The exhibition room will keep the remains of these performances, after the opening; besides several clues lead to believe that her clumsy character also moved around the corridors fighting against the straight spaces of the partitions. Both traces and works of art, these forms open up fictional situations for longer than the time of the performance to fully invest the field of visual art.
The videos made during her residence show the existing nuances between filmed action and direct action. The video here is not an archive of the performance gesture: action is thought based on a frame, a light, a sound recording and is often subject to editing.
Planning around this messy playpen, Rémi Groussin’s signs, sizzle, bathing the exhibition space in multicolored light. This artist also constructs polymorphous works: his sculptures, installations, videos and performances compose an artistic landscape in which the artistic, cinematographic and televisual references crash into each other. By elaborating visual art scenarios thought in an empiric manner in the space receiving them, he constructs a formal narrative often focus on the off-camera.
In the way an apprentice would, Rémi Groussin regularly works with craftsmen and companies, the techniques and competence of whom he appropriates. If he puts the analysis of the materials at the heart of his practice, his devices are however often inoperative: a form of resistance in the work, a sort of opposite, seems to prevent the completion of the work of art.

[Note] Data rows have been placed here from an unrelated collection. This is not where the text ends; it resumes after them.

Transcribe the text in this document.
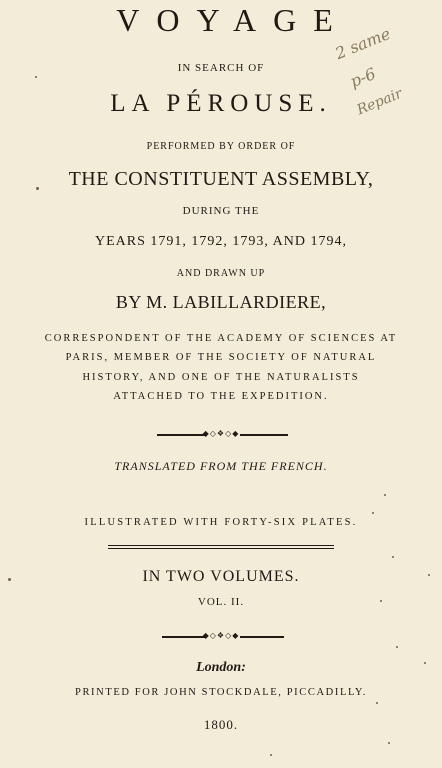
VOYAGE
IN SEARCH OF
LA PÉROUSE.
PERFORMED BY ORDER OF
THE CONSTITUENT ASSEMBLY,
DURING THE
YEARS 1791, 1792, 1793, AND 1794,
AND DRAWN UP
BY M. LABILLARDIERE,
CORRESPONDENT OF THE ACADEMY OF SCIENCES AT
PARIS, MEMBER OF THE SOCIETY OF NATURAL
HISTORY, AND ONE OF THE NATURALISTS
ATTACHED TO THE EXPEDITION.
◆◇❖◇◆
TRANSLATED FROM THE FRENCH.
ILLUSTRATED WITH FORTY-SIX PLATES.
IN TWO VOLUMES.
VOL. II.
◆◇❖◇◆
London:
PRINTED FOR JOHN STOCKDALE, PICCADILLY.
1800.
2 same
p-6
Repair
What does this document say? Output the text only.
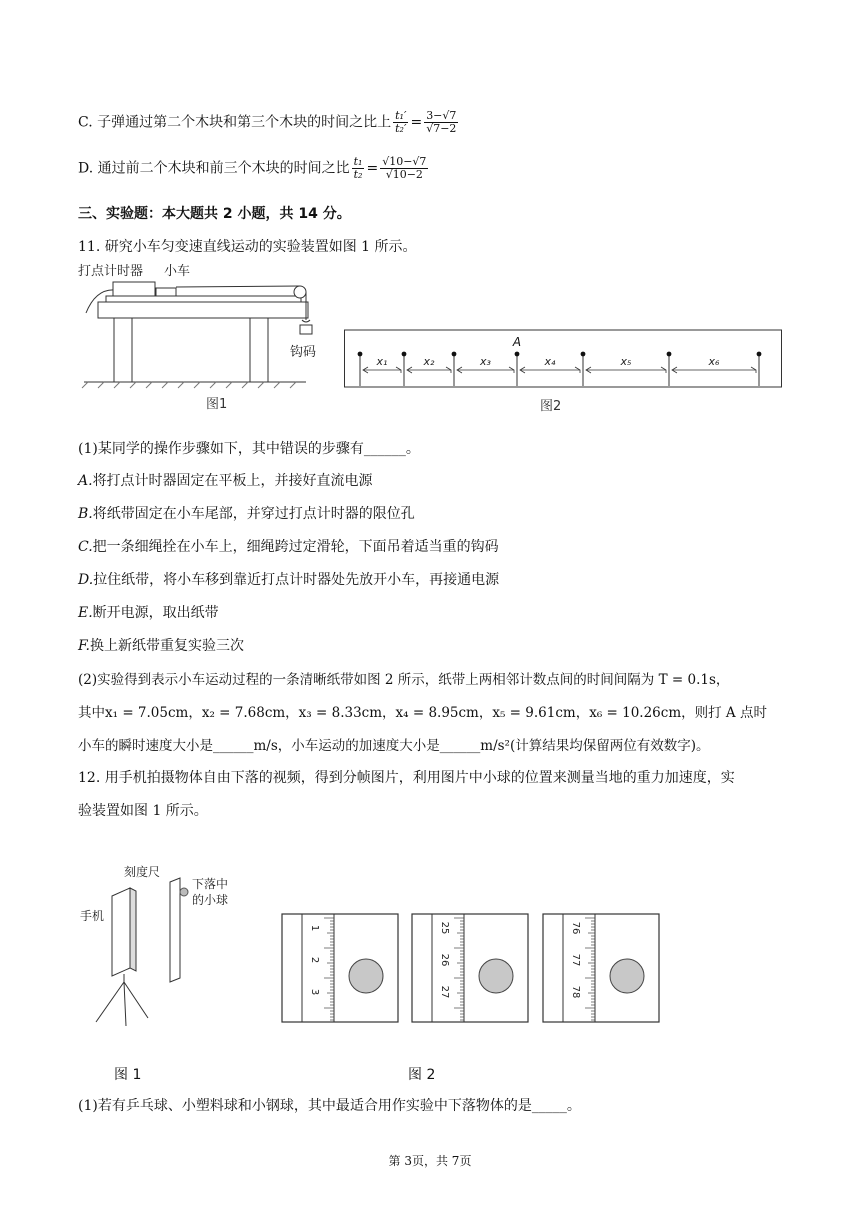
C. 子弹通过第二个木块和第三个木块的时间之比上 $\frac{\text{t₁′}}{\text{t₂′}} = \frac{3-√7}{√7-2}$
D. 通过前二个木块和前三个木块的时间之比 $\frac{\text{t₁}}{\text{t₂}} = \frac{√10-√7}{√10-2}$
三、实验题：本大题共 2 小题，共 14 分。
11. 研究小车匀变速直线运动的实验装置如图 1 所示。
打点计时器 小车
钩码
图1
x₁	x₂	x₃	x₄	x₅	x₆
A
图2
(1)某同学的操作步骤如下，其中错误的步骤有______。
A.将打点计时器固定在平板上，并接好直流电源
B.将纸带固定在小车尾部，并穿过打点计时器的限位孔
C.把一条细绳拴在小车上，细绳跨过定滑轮，下面吊着适当重的钩码
D.拉住纸带，将小车移到靠近打点计时器处先放开小车，再接通电源
E.断开电源，取出纸带
F.换上新纸带重复实验三次
(2)实验得到表示小车运动过程的一条清晰纸带如图 2 所示，纸带上两相邻计数点间的时间间隔为 T = 0.1s，
其中x₁ = 7.05cm，x₂ = 7.68cm，x₃ = 8.33cm，x₄ = 8.95cm，x₅ = 9.61cm，x₆ = 10.26cm，则打 A 点时
小车的瞬时速度大小是______m/s，小车运动的加速度大小是______m/s²(计算结果均保留两位有效数字)。
12. 用手机拍摄物体自由下落的视频，得到分帧图片，利用图片中小球的位置来测量当地的重力加速度，实
验装置如图 1 所示。
刻度尺
下落中
的小球
手机
图 1
1
2
3
25
26
27
76
77
78
图 2
(1)若有乒乓球、小塑料球和小钢球，其中最适合用作实验中下落物体的是_____。
第 3页，共 7页
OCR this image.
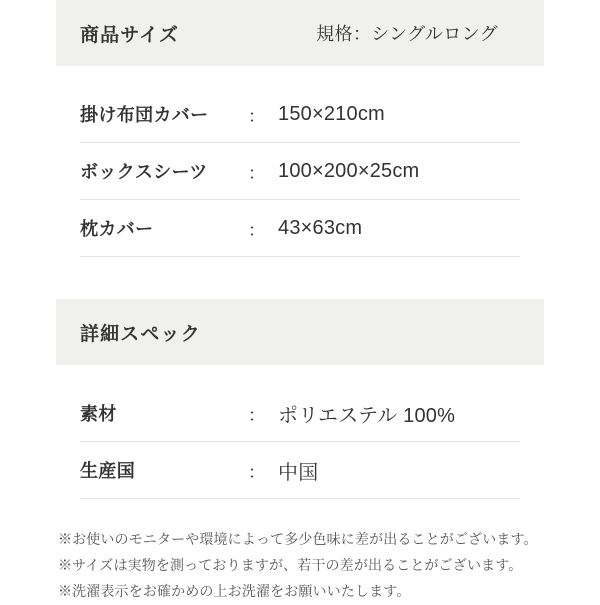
商品サイズ	規格：シングルロング
掛け布団カバー	： 150×210cm
ボックスシーツ	： 100×200×25cm
枕カバー	： 43×63cm
詳細スペック
素材	： ポリエステル 100%
生産国	： 中国
※お使いのモニターや環境によって多少色味に差が出ることがございます。
※サイズは実物を測っておりますが、若干の差が出ることがございます。
※洗濯表示をお確かめの上お洗濯をお願いいたします。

For Sho-oter, his light sculptures, made during his residence with the support of the company Atomic Néon, use the advertisement codes to better invalidate them. Some signs are still recognizable, such as the emblematic pair of glasses decorating the optical stores, other mutate following their own logic.
In this context, Rémi Groussin took a particular interest to the shape of the glasses, it enabled him to think about the assembling from simple elements: two circles, a bar. From the deconstruction of the pictogram to the schematic representation: the function of the neon then turns to the sculptural field, the sign disappears in favor of the shape. In this procedural research, each of the technical specificity of the object is dissected: light, structure, gas, but also electric voltage, the fastening system…
Thought to be seen from afar, the signs seem disproportionate here compared to the exhibition space: distorting the scale, they enhance by their brightness, sometimes failing, sometimes blinding, the architecture of the former slaughterhouse. Their proximity also unveils their making, surprisingly more crafted than technological: the entangling of cylinders, wires, sockets and ballasts reveal the rough functionality of the object. Thus, Rémi Groussin sets up an antagonistic dramaturgy in which the mechanism unveiled wears a halo of ostentatious splendor.
This deconstruction ultimately questions the status of the object — how is it made, shown, transformed, exhausted? It is the starting point of an artistic scenario in which the device goes beyond the sculptural field to enter those of scenography and fiction.
The hazardous assembling of Rémi Goussin could meet the vain gestures of Pauline Brun in what conditions their productions: the work in the studio and the gesture. But this strong appetite only make sense because it enables them to distort their own procedural and fictional mechanics. By taking this step aside, they produce works whose settled shapes seem to be able to mutate indefinitely towards unfinished potentials.